The National Highway Traffic Safety Administration (NHTSA) mentioned Monday it has requested Tesla to supply extra data after certainly one of its autos crashed into a hearth truck in California, Bloomberg reported.
The company didn’t affirm to TechCrunch what sort of data it’s in search of, however NHTSA seemingly needs to find out whether or not certainly one of Tesla’s superior driver help techniques (ADAS) — Autopilot or Full Self-Driving (FSD) beta — was engaged on the time of the crash.
The Contra Costa County hearth division tweeted concerning the incident Saturday, asking highway customers to decelerate and transfer over when approaching emergency autos.
“Truck 1 was struck by a Tesla while blocking I-680 lanes from a previous accident,” the tweet mentioned. “Driver pronounced dead on-scene; passenger was extricated & transported to hospital. Four firefighters also transported for evaluation.”
The tweet included photographs of the accident, together with a number of of a totally totaled Tesla.
NHTSA has opened dozens of particular crash investigations (SCI) into Tesla autos the place Autopilot was suspected of getting used.
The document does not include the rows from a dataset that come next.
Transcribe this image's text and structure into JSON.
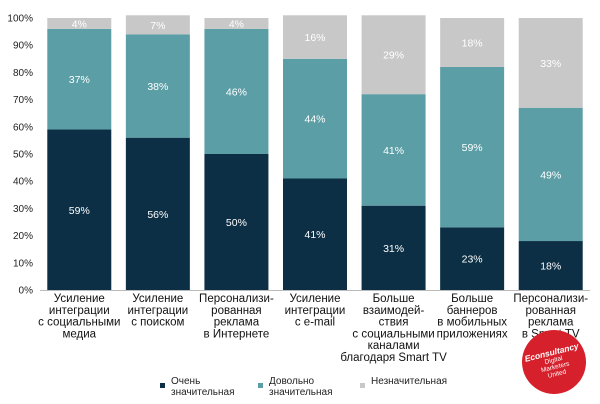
{
  "chart_data": {
    "type": "bar",
    "stacked": true,
    "percent": true,
    "ylim": [
      0,
      100
    ],
    "yticks": [
      "0%",
      "10%",
      "20%",
      "30%",
      "40%",
      "50%",
      "60%",
      "70%",
      "80%",
      "90%",
      "100%"
    ],
    "grid": false,
    "legend_position": "bottom",
    "categories": [
      "Усиление\nинтеграции\nс социальными\nмедиа",
      "Усиление\nинтеграции\nс поиском",
      "Персонализи-\nрованная\nреклама\nв Интернете",
      "Усиление\nинтеграции\nс e-mail",
      "Больше\nвзаимодей-\nствия\nс социальными\nканалами\nблагодаря Smart TV",
      "Больше\nбаннеров\nв мобильных\nприложениях",
      "Персонализи-\nрованная\nреклама\nв Smart TV"
    ],
    "series": [
      {
        "name": "Очень\nзначительная",
        "color": "#0c2f45",
        "label_color": "#ffffff",
        "values": [
          59,
          56,
          50,
          41,
          31,
          23,
          18
        ]
      },
      {
        "name": "Довольно\nзначительная",
        "color": "#5b9ea6",
        "label_color": "#ffffff",
        "values": [
          37,
          38,
          46,
          44,
          41,
          59,
          49
        ]
      },
      {
        "name": "Незначительная",
        "color": "#c8c8c8",
        "label_color": "#ffffff",
        "values": [
          4,
          7,
          4,
          16,
          29,
          18,
          33
        ]
      }
    ],
    "data_labels": [
      [
        "59%",
        "56%",
        "50%",
        "41%",
        "31%",
        "23%",
        "18%"
      ],
      [
        "37%",
        "38%",
        "46%",
        "44%",
        "41%",
        "59%",
        "49%"
      ],
      [
        "4%",
        "7%",
        "4%",
        "16%",
        "29%",
        "18%",
        "33%"
      ]
    ]
  },
  "badge": {
    "main": "Econsultancy",
    "sub": "Digital\nMarketers\nUnited"
  }
}
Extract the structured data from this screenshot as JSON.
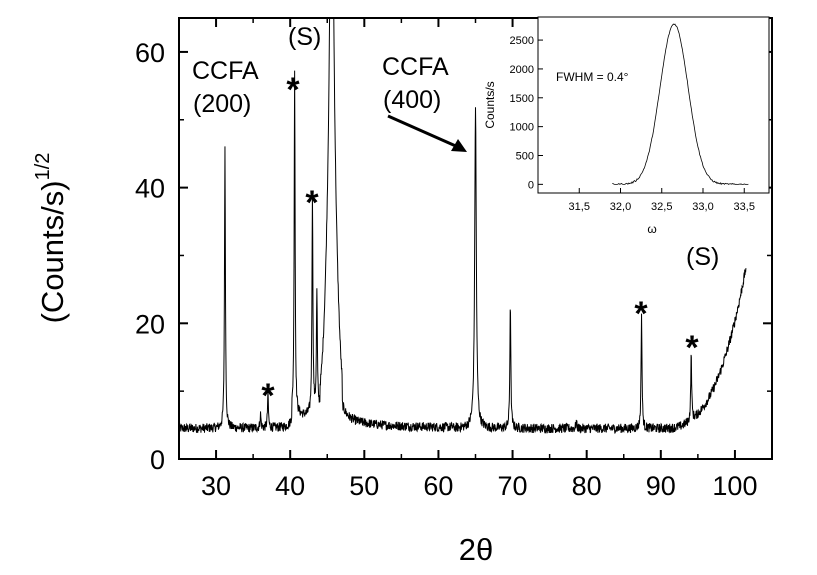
{
  "chart_data": [
    {
      "type": "line",
      "xlabel": "2θ",
      "ylabel": "(Counts/s)",
      "ylabel_superscript": "1/2",
      "xlim": [
        25,
        105
      ],
      "ylim": [
        0,
        65
      ],
      "xticks": [
        "30",
        "40",
        "50",
        "60",
        "70",
        "80",
        "90",
        "100"
      ],
      "yticks": [
        "0",
        "20",
        "40",
        "60"
      ],
      "baseline": 4.5,
      "peaks": [
        {
          "x": 31.2,
          "y": 45.5
        },
        {
          "x": 36.0,
          "y": 6.5
        },
        {
          "x": 37.0,
          "y": 9.5
        },
        {
          "x": 40.6,
          "y": 55.5
        },
        {
          "x": 43.0,
          "y": 37.0
        },
        {
          "x": 43.6,
          "y": 22.0
        },
        {
          "x": 45.6,
          "y": 65.0
        },
        {
          "x": 65.0,
          "y": 52.0
        },
        {
          "x": 69.7,
          "y": 23.3
        },
        {
          "x": 78.6,
          "y": 5.5
        },
        {
          "x": 87.4,
          "y": 21.3
        },
        {
          "x": 94.1,
          "y": 14.3
        }
      ],
      "annotations": {
        "ccfa200_line1": "CCFA",
        "ccfa200_line2": "(200)",
        "ccfa400_line1": "CCFA",
        "ccfa400_line2": "(400)",
        "substrate_left": "(S)",
        "substrate_right": "(S)",
        "impurity_marker": "*"
      }
    },
    {
      "type": "line",
      "inset": true,
      "xlabel": "ω",
      "ylabel": "Counts/s",
      "xlim": [
        31.0,
        33.8
      ],
      "ylim": [
        -150,
        2900
      ],
      "xticks": [
        "31,5",
        "32,0",
        "32,5",
        "33,0",
        "33,5"
      ],
      "yticks": [
        "0",
        "500",
        "1000",
        "1500",
        "2000",
        "2500"
      ],
      "peak_center": 32.65,
      "peak_max": 2780,
      "note": "FWHM = 0.4°"
    }
  ]
}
Of the 48 SCIs which were opened and closed between June 2016 and July 2022, 39 concerned Teslas. And of these 39, solely three have been confirmed to haven’t concerned Autopilot. NHTSA nonetheless has many open investigations into crashes involving Teslas, a few of which have been deadly. The company doesn’t touch upon open investigations.
This newest deadly crash comes a couple of days after Tesla issued a recall for 362,758 autos to replace its FSD software program after regulators mentioned FSD may enable the autos to behave unsafe round intersections and trigger crashes. The recall adopted a Super Bowl advert taken out by Tesla’s largest hater, The Dawn Project, that known as on regulators to ban FSD till important security defects are fastened.
Tesla has come beneath scrutiny from a variety of federal and state regulators for the protection of its ADAS. Earlier this month, the Department of Justice requested data from Tesla on Autopilot and FSD, doubtlessly as a part of a legal investigation into the corporate.